Abstract

Lipopolysaccharide binding protein (LBP) has been reported to be associated with prognosis in colorectal carcinoma and renal cell carcinoma; however, the clinical significance of LBP in human primary hepatocellular carcinoma (HCC) is inconclusive. We aimed to investigate the clinical significance and prognostic value of LBP in human primary HCC. In the present study, 346 patients with HCC who underwent curative resection were retrospectively analyzed. LBP protein expression was evaluated using western blot analysis and immunohistochemistry. LBP scores collected from immunohistochemical analysis were obtained by multiplying staining intensity and the percentage of positive cells. An outcome-based best cutoff-point was calculated by X-tile software.
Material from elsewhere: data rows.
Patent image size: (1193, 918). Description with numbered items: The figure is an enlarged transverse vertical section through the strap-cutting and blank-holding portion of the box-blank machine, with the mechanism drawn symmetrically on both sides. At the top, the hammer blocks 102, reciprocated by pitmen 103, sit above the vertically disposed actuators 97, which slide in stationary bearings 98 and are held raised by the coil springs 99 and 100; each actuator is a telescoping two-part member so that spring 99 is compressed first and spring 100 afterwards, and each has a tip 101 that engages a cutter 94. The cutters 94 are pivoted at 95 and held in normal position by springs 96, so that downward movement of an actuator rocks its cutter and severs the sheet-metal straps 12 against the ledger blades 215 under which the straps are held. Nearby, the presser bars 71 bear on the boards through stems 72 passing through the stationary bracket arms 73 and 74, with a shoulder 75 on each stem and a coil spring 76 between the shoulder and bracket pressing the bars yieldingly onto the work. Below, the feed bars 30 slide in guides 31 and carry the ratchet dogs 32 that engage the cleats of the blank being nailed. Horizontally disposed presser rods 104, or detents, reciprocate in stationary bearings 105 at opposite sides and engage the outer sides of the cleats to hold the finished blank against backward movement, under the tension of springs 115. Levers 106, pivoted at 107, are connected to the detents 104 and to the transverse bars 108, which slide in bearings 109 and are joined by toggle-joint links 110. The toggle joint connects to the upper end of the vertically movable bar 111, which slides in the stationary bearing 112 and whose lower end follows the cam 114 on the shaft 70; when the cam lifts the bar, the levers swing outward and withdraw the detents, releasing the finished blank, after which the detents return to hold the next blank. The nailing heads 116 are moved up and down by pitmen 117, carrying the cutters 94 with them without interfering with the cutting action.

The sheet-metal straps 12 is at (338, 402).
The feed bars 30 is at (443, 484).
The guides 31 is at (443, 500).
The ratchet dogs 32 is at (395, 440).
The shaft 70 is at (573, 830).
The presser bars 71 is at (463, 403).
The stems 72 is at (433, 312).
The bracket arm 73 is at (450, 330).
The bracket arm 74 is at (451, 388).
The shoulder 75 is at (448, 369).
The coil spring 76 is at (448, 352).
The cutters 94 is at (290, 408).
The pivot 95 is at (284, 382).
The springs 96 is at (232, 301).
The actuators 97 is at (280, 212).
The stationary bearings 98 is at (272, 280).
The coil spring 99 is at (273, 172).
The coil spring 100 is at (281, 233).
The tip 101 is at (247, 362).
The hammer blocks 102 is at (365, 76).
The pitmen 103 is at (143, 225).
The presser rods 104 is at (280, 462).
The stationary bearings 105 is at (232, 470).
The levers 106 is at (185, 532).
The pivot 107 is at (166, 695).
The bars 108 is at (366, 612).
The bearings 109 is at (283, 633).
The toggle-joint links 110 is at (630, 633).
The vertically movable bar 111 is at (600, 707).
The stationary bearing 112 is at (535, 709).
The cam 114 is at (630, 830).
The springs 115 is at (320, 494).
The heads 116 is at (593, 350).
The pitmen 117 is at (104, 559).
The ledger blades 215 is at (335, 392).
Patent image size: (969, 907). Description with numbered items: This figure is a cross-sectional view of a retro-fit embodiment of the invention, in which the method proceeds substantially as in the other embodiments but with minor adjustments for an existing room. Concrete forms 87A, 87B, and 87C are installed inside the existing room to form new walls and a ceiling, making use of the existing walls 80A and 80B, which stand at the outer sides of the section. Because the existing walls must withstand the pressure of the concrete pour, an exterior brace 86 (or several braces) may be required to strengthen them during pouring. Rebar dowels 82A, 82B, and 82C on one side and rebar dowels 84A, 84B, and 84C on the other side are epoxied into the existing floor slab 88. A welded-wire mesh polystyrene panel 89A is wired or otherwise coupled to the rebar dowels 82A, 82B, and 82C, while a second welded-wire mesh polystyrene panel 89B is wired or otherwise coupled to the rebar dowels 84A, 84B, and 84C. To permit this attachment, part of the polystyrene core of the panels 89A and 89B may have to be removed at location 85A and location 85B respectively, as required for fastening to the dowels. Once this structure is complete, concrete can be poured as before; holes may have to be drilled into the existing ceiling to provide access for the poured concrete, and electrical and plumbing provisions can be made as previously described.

Moreover, Kaplan-Meier curves and Cox regressions were used for prognosis evaluation. LBP was frequently overexpressed in HCC compared with that in peritumor tissues (five pairs by western blot analysis, P=0.0533; 77 pairs by immunohistochemistry, P=0.0171), and LBP expression was positively associated with tumor-node-metastasis stage and tumor differentiation. Patients who had high LBP expression had decreased overall survival and time to recurrence compared with patients with low LBP expression. Furthermore, patients who were both serum α-fetoprotein positive and had high LBP expression had poor prognoses. Univariate and multivariate Cox analyses indicated that this combination was an independent prognostic factor [overall survival: Hazard ratio (HR), 1.458; 95% confidence interval (CI), 1.158–1.837; P=0.001; time to recurrence: HR,1.382; 95% Cl, 1.124–1.700; P=0.002]. In conclusion, LBP is highly expressed in HCC, and high LBP expression combined with serum α-fetoprotein may predict poor outcomes in patients with HCC following curative resection.